To the people thinking "oh poor kitties". In New Zealand, cats are like terminators (or more accurately, Predators from those movies). Pretty much everything evolved to be incredibly easy pray for cats. Sure, it sucks that cats have to die, but they're an incredibly invasive species that hunts the native species to extinction. They should've never been imported in the first place.

[–] Baguette@lemmy.blahaj.zone 1 points 3 weeks ago (1 children)

New zealand is extremely prone because its home to flightless birds and other similar species that never grew up against land predators of this nature. That's why cats and even rats are especially dangerous. These flightless birds have no real way of protecting their young and even themselves.

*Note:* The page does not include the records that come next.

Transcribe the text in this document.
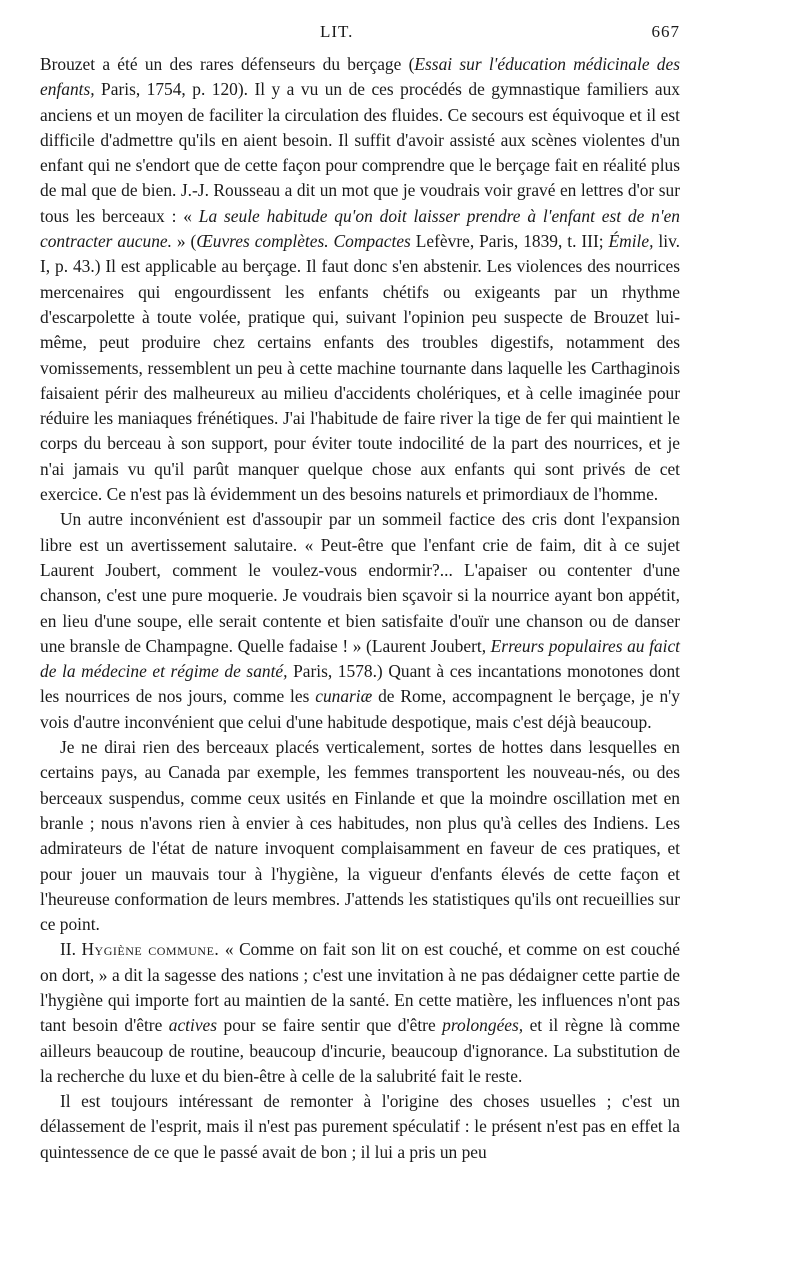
LIT.	667

Brouzet a été un des rares défenseurs du berçage (Essai sur l'éducation médicinale des enfants, Paris, 1754, p. 120). Il y a vu un de ces procédés de gymnastique familiers aux anciens et un moyen de faciliter la circulation des fluides. Ce secours est équivoque et il est difficile d'admettre qu'ils en aient besoin. Il suffit d'avoir assisté aux scènes violentes d'un enfant qui ne s'endort que de cette façon pour comprendre que le berçage fait en réalité plus de mal que de bien. J.-J. Rousseau a dit un mot que je voudrais voir gravé en lettres d'or sur tous les berceaux : « La seule habitude qu'on doit laisser prendre à l'enfant est de n'en contracter aucune. » (Œuvres complètes. Compactes Lefèvre, Paris, 1839, t. III; Émile, liv. I, p. 43.) Il est applicable au berçage. Il faut donc s'en abstenir. Les violences des nourrices mercenaires qui engourdissent les enfants chétifs ou exigeants par un rhythme d'escarpolette à toute volée, pratique qui, suivant l'opinion peu suspecte de Brouzet lui-même, peut produire chez certains enfants des troubles digestifs, notamment des vomissements, ressemblent un peu à cette machine tournante dans laquelle les Carthaginois faisaient périr des malheureux au milieu d'accidents cholériques, et à celle imaginée pour réduire les maniaques frénétiques. J'ai l'habitude de faire river la tige de fer qui maintient le corps du berceau à son support, pour éviter toute indocilité de la part des nourrices, et je n'ai jamais vu qu'il parût manquer quelque chose aux enfants qui sont privés de cet exercice. Ce n'est pas là évidemment un des besoins naturels et primordiaux de l'homme.

Un autre inconvénient est d'assoupir par un sommeil factice des cris dont l'expansion libre est un avertissement salutaire. « Peut-être que l'enfant crie de faim, dit à ce sujet Laurent Joubert, comment le voulez-vous endormir?... L'apaiser ou contenter d'une chanson, c'est une pure moquerie. Je voudrais bien sçavoir si la nourrice ayant bon appétit, en lieu d'une soupe, elle serait contente et bien satisfaite d'ouïr une chanson ou de danser une bransle de Champagne. Quelle fadaise ! » (Laurent Joubert, Erreurs populaires au faict de la médecine et régime de santé, Paris, 1578.) Quant à ces incantations monotones dont les nourrices de nos jours, comme les cunariæ de Rome, accompagnent le berçage, je n'y vois d'autre inconvénient que celui d'une habitude despotique, mais c'est déjà beaucoup.

Je ne dirai rien des berceaux placés verticalement, sortes de hottes dans lesquelles en certains pays, au Canada par exemple, les femmes transportent les nouveau-nés, ou des berceaux suspendus, comme ceux usités en Finlande et que la moindre oscillation met en branle ; nous n'avons rien à envier à ces habitudes, non plus qu'à celles des Indiens. Les admirateurs de l'état de nature invoquent complaisamment en faveur de ces pratiques, et pour jouer un mauvais tour à l'hygiène, la vigueur d'enfants élevés de cette façon et l'heureuse conformation de leurs membres. J'attends les statistiques qu'ils ont recueillies sur ce point.

II. Hygiène commune. « Comme on fait son lit on est couché, et comme on est couché on dort, » a dit la sagesse des nations ; c'est une invitation à ne pas dédaigner cette partie de l'hygiène qui importe fort au maintien de la santé. En cette matière, les influences n'ont pas tant besoin d'être actives pour se faire sentir que d'être prolongées, et il règne là comme ailleurs beaucoup de routine, beaucoup d'incurie, beaucoup d'ignorance. La substitution de la recherche du luxe et du bien-être à celle de la salubrité fait le reste.

Il est toujours intéressant de remonter à l'origine des choses usuelles ; c'est un délassement de l'esprit, mais il n'est pas purement spéculatif : le présent n'est pas en effet la quintessence de ce que le passé avait de bon ; il lui a pris un peu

It's sad for cats because we see them as companions and pets, but new zealand holds a lot of critically endangered species that simply cannot exist anywhere else

[–] SlartyBartFast@sh.itjust.works -1 points 3 weeks ago (1 children)

Time for them to catch up in evolution's arms race or be left behind with the other failures like the dodo and the dinosaurs

[–] Soggy@lemmy.world 0 points 3 weeks ago (1 children)
[–] SlartyBartFast@sh.itjust.works -1 points 3 weeks ago (1 children)

Survival of the fittest? No? Am I a slider? Did I land on a world where natural selection isn't one of the evolutionary pressures on the ecosystem?

[–] nforminvasion@lemmy.world 1 points 3 weeks ago (1 children)

One of yes. Along with gene drift and flow, and genetic mutation. But our imperialist, capitalist societies really love to lean into the survival of the fittest as the end all, be all of evolution and life. There's a whole lot more to the complexities of nature even if our "might equals right" societies don't see it.

[–] saltesc@lemmy.world 1 points 3 weeks ago

I wouldn't bother. If they're this simple and loud about whatever they think they comprehend of evolution and natural selection concepts, you know them and their cat are ironically nature's food in the first 48 hours detached from society's teet. Lucky for them, we keep getting better at keeping the weakest around. Mike Judge does a good film about it.